Semarchy Fuzzy lookup classification enricher

The Semarchy Fuzzy lookup classification enricher automatically classifies records using SemQL-based fuzzy lookup rules.

Plugin ID

Semarchy Fuzzy Lookup Classification Enricher - com.semarchy.engine.plugins.fuzzy.lookup.classification

Description

The Fuzzy lookup classification enricher automatically classifies records by applying SemQL-based fuzzy lookup rules. It compares child records with parent records, evaluates attribute similarity, and generates a lookup score to identify the most suitable reference.

This enricher serves as an alternative to AI-based classification methods, offering a rule-based approach for categorizing data.

Plugin parameters

The following table lists the plugin parameters.

Parameter name Mandatory Type Description

Creation Threshold

Yes

Integer

The score threshold above which the reference ID is automatically assigned after a lookup (range: 0-100).

Entity Name

Yes

String

The name of the entity to which the fuzzy lookup rule applies.

This enricher currently supports only basic entities.

Fuzzy Lookup Rule

Yes

String

The fuzzy lookup rule to apply.

Plugin inputs

The following table lists the plugin inputs.

Input name Mandatory Type Description

Data Location (System-Managed)*

Yes

String

The name of the data location containing the child and parent records to compare. For internal use only; no configuration required.

Load ID (System-Managed)*

Yes

String

The identifier of a specific load of records to compare. For internal use only; no configuration required.

Username (System-Managed)*

Yes

String

The name of the connected user. For internal use only; no configuration required.

User roles (System-Managed)*

Yes

String

The list of roles for the connected user. For internal use only; no configuration required.

View Type (System-Managed)*

Yes

String

The type of view for the attributes to evaluate against the reference record. For internal use only; no configuration required.

Record ID

No

String

The unique identifier of the reference record, applicable to basic entities and fuzzy-matching entities with enrichment scopes set to pre- and post-consolidation, post-consolidation, or none.

If the record ID is not of type string, cast it to a string using the appropriate conversion expression (e.g., SEM_TO_CHAR, SEM_UUID_TO_CHAR).

Publisher ID**

No

String

The identifier of the source publisher system for the reference record, applicable to fuzzy-matching entities with enrichment scope set to pre-consolidation. Use in conjunction with Source ID.

Source ID**

No

String

The identifier of the reference record in the source publisher system, applicable to fuzzy-matching entities with enrichment scope set to pre-consolidation. Use in conjunction with Publisher ID.

* These parameters are automatically set upon the enricher execution to specific SemQL variables and do not require configuration. Any modifications made to these parameters will be ignored.

** Use these parameters in conjunction with each other to ensure proper functionality.

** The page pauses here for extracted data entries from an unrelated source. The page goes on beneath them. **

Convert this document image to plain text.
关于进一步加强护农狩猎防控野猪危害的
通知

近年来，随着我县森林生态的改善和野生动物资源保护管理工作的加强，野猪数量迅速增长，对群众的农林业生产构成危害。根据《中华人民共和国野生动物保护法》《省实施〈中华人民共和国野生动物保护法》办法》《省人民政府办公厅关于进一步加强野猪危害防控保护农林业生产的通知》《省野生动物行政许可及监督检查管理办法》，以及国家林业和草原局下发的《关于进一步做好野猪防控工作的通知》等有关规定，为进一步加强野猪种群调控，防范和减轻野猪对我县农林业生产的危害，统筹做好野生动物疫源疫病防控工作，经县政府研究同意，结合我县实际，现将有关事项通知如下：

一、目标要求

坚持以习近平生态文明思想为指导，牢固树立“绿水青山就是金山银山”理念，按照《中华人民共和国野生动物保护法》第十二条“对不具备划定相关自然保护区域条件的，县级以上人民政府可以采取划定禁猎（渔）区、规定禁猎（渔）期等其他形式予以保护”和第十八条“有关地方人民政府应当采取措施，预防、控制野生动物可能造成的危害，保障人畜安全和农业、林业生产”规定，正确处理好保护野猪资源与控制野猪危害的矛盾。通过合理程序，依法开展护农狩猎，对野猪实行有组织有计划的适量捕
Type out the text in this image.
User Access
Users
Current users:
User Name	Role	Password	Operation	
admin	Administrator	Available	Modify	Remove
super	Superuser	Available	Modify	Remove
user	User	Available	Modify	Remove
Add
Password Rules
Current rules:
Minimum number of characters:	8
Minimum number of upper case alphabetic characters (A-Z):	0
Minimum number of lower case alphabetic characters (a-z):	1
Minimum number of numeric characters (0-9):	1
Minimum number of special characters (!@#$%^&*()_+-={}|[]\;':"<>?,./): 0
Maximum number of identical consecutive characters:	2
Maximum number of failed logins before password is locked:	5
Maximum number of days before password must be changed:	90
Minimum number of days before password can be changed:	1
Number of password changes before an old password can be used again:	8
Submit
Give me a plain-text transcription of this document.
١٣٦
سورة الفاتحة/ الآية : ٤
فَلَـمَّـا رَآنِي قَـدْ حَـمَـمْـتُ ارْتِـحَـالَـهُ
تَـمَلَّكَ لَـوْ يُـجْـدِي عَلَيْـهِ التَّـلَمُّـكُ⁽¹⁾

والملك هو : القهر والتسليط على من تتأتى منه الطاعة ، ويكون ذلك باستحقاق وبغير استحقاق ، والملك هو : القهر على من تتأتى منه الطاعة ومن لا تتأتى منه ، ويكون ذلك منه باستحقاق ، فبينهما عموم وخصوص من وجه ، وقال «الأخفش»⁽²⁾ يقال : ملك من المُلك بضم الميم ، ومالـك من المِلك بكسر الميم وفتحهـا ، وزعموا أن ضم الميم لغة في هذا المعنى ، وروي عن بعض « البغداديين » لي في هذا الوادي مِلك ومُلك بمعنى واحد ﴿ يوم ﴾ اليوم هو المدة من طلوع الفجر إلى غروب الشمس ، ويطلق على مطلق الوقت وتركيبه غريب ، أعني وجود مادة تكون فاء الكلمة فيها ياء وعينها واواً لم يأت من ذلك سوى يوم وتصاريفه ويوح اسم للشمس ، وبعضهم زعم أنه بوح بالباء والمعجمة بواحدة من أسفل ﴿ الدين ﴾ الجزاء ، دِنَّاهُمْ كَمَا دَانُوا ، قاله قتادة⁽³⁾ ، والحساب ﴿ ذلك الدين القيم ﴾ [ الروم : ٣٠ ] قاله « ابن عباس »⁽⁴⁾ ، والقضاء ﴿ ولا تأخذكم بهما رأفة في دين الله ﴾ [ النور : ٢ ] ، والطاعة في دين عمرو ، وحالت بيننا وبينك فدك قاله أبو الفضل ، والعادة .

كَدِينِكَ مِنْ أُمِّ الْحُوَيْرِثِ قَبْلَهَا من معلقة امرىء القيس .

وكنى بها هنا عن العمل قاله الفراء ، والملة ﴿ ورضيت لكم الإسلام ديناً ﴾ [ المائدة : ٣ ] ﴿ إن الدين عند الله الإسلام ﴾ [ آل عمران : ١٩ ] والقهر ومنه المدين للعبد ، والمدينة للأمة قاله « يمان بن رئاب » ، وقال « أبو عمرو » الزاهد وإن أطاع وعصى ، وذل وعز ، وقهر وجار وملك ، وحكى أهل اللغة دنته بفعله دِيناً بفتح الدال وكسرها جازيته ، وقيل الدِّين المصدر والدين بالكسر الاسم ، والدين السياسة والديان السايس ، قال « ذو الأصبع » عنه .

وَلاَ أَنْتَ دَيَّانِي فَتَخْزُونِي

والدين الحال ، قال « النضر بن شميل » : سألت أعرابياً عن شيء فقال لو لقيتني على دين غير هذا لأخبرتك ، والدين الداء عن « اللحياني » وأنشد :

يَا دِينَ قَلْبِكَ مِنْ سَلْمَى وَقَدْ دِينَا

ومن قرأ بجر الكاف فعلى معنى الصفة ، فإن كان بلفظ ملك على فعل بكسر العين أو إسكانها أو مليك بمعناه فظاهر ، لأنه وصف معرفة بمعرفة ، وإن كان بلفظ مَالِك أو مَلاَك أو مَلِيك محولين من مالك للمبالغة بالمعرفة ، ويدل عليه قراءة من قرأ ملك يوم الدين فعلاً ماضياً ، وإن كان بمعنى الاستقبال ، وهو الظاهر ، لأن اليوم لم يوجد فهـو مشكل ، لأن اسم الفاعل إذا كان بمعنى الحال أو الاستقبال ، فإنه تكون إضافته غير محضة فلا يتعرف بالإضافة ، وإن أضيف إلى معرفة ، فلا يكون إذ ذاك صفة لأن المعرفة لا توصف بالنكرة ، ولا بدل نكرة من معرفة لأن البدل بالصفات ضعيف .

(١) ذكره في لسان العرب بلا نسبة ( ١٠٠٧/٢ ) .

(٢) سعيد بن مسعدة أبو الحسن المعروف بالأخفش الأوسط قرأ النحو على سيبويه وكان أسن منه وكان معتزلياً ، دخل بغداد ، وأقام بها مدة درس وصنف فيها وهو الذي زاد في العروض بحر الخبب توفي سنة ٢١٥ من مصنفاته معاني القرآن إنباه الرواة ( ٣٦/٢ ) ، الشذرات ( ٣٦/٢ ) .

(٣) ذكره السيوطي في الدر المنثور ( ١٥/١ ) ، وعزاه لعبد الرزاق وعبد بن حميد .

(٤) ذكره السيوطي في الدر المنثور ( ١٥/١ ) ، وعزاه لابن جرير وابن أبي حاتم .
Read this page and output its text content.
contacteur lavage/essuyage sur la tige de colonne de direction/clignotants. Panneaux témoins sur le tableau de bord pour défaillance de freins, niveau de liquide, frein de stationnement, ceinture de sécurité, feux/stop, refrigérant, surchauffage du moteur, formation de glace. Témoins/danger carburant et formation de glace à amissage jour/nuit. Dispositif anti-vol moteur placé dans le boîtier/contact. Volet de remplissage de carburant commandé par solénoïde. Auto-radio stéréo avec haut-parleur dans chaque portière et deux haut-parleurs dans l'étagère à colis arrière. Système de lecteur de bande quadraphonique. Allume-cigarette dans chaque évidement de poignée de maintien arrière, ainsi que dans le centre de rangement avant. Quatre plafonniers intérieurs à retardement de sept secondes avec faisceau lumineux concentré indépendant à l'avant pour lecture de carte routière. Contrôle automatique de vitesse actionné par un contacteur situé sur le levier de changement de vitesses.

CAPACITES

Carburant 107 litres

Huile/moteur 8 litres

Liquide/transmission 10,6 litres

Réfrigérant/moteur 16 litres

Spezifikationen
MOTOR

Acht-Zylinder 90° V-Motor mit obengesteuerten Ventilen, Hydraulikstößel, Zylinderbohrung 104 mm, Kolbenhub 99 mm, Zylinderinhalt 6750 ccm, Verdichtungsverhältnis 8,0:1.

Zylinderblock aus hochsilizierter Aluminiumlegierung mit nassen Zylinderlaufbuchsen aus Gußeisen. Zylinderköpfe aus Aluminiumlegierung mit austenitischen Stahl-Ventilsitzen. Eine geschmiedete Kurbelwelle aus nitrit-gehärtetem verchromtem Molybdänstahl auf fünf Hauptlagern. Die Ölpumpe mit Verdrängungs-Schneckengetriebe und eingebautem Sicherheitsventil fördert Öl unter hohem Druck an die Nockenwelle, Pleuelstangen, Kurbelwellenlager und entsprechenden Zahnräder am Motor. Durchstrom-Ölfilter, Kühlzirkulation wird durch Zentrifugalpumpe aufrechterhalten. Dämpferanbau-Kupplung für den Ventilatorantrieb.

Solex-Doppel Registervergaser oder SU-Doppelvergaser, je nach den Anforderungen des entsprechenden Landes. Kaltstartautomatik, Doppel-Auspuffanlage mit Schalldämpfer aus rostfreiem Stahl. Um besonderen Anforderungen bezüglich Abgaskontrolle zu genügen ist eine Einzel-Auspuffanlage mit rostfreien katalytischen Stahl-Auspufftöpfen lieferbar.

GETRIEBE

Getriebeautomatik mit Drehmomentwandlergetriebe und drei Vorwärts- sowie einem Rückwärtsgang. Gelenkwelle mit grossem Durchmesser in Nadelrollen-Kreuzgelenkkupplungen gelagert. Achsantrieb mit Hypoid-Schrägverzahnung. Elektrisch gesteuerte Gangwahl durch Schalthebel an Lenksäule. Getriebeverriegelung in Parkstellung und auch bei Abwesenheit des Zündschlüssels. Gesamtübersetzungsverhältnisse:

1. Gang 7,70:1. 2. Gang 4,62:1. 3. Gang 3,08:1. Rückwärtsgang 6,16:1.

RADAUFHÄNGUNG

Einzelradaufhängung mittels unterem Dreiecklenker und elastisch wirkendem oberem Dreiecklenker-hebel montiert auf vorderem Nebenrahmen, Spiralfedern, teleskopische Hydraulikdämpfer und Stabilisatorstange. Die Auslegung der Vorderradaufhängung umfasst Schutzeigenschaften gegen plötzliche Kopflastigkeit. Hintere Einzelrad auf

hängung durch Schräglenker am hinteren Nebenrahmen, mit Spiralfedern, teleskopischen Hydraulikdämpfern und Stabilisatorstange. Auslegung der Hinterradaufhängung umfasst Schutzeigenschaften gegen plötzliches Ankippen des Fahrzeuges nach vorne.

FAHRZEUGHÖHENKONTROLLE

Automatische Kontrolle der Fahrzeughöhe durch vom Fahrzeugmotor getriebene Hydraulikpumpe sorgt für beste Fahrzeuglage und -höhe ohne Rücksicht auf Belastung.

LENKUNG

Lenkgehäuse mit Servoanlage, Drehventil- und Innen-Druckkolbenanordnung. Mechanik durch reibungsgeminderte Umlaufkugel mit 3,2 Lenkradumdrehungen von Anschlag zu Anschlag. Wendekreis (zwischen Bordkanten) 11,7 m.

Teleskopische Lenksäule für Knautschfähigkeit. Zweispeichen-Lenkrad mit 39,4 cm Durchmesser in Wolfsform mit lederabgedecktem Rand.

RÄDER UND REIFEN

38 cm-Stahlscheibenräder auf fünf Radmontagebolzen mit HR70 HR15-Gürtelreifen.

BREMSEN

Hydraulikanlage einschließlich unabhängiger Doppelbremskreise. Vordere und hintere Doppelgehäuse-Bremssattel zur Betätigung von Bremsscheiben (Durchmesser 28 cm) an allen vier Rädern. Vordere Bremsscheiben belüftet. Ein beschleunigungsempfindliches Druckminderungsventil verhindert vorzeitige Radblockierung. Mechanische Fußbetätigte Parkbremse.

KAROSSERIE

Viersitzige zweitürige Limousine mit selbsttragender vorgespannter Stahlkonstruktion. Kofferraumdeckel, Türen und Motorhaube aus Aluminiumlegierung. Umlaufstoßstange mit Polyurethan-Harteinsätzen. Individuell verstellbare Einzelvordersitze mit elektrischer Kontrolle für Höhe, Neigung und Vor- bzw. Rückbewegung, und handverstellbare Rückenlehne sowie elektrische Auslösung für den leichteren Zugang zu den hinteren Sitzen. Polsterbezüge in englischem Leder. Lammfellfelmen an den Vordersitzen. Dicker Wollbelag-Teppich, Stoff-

Since the enricher currently supports only basic entities, the Source ID and Publisher ID parameters are not applicable.

Plugin outputs

The following table lists the plugin outputs.

Output name Type Description

Best Match ID (NUMBER)

Number

The ID of the referenced entity with the highest lookup score, represented as a number.

Best Match ID (STRING)

String

The ID of the referenced entity with the highest lookup score, represented as a string.

Best Match ID (UUID)

UUID

The ID of the referenced entity with the highest lookup score, represented as a UUID.

Lookup Score

Number

A numerical value that represents the degree of similarity between a record and its reference, according to the specified fuzzy lookup rule.

Fuzzy Lookup Rule Name

String

The name of the fuzzy lookup rule applied to identify the most suitable reference.

Examples and use cases

Relevant use cases for fuzzy lookup classification may include:

  • Product categorization in e-commerce: classify products in a consolidated catalog when descriptions from multiple suppliers differ in formatting, terminology, and structure, which may make standardization challenging.

  • Patient record matching in healthcare: link patient records from multiple clinics to a master index by evaluating similarities in names, birth dates, and addresses, even when information includes misspellings, address changes, or incomplete details.

  • Employee record validation in HR systems: consolidate employee records from regional systems into a global directory while resolving discrepancies in names, IDs, or contact information that hinder accuracy.